Ten years after being launched in the U.S. or elsewhere, almost one quarter of the new medicines were still not available in India. The authors also compared when the drugs were available in other developed countries. For example, in 2010, 160 of the new medicines were available in Germany, but only 111 in India.

Berndt and Cockburn conclude that India’s patent law is to blame for this long lag in access versus the U.S. and other countries. The authors found that half of the new medicines faced copycats within one year of launching in India, and 85 percent face copycats within three years. In Germany, by contrast, none of the drugs faced copycats within five years.

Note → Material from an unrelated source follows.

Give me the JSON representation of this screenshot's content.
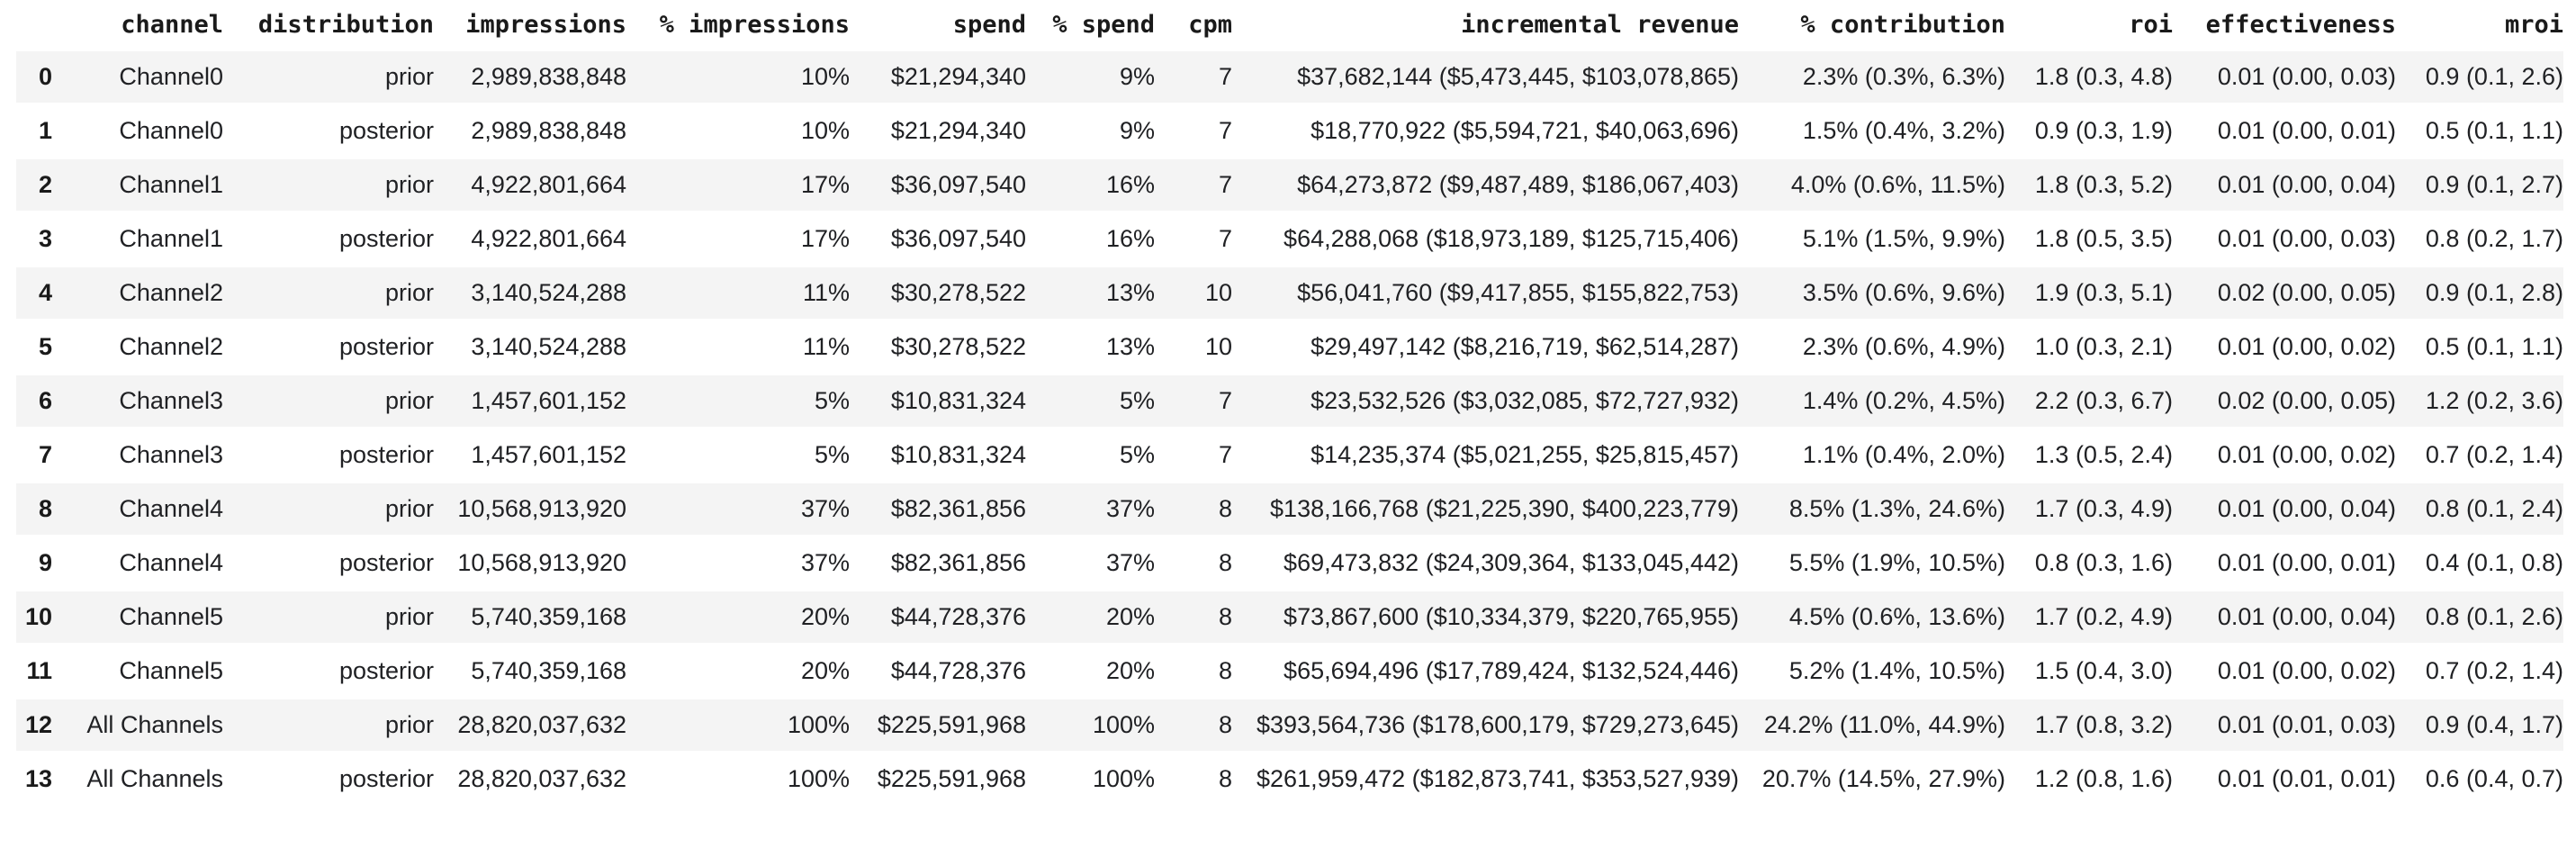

These results indicate that effective patent protection is not available for most prescription drugs in India. So, it is unsurprising, if regrettable, that innovative drug-makers are reluctant to sell their medicines there. Investors are also unlikely to put their capital at risk in Indian drug companies that seek to discover new medicines.

English: Image of Narendra Modi at the World Economic Forum in India (Photo credit: Wikipedia)

It appears to be a lose-lose situation: An innovative pharmaceutical industry is unlikely to grow out of India, and Indian patients will continue to be deprived of new medicines, until India’s patent law is fixed. The new government recognizes the need for laws that protect intellectual property. However, it has not yet announced decisive steps to improve this situation.

Why the delay, in the face of mounting evidence of harm? India has a world-leading generic pharmaceutical industry, which rose to global prominence largely because India had no pharmaceutical patents at all until 2005. India could not take full advantage of global free trade without signing onto international treaties meant to level the playing field. So, India started granting pharmaceutical patents. However, they are limited in important ways, and Indian jurisprudence has confirmed innovative firms’ lack of confidence in the patent regime.

India’s generic drug industry is an important national asset, which benefits patients worldwide. It is unlikely that U.S. patients would be able to buy a month’s worth of generic medicines for four dollars without Indian generic drug-makers competing in the market. However, a strong branded pharmaceutical industry and a strong generic industry are not mutually exclusive. The U.S. and other developed countries have successful, home-grown generic competitors as well as brand-name drug-makers.

Indian patients and Indian medical innovation will benefit when India improves its patent law to the highest global standard.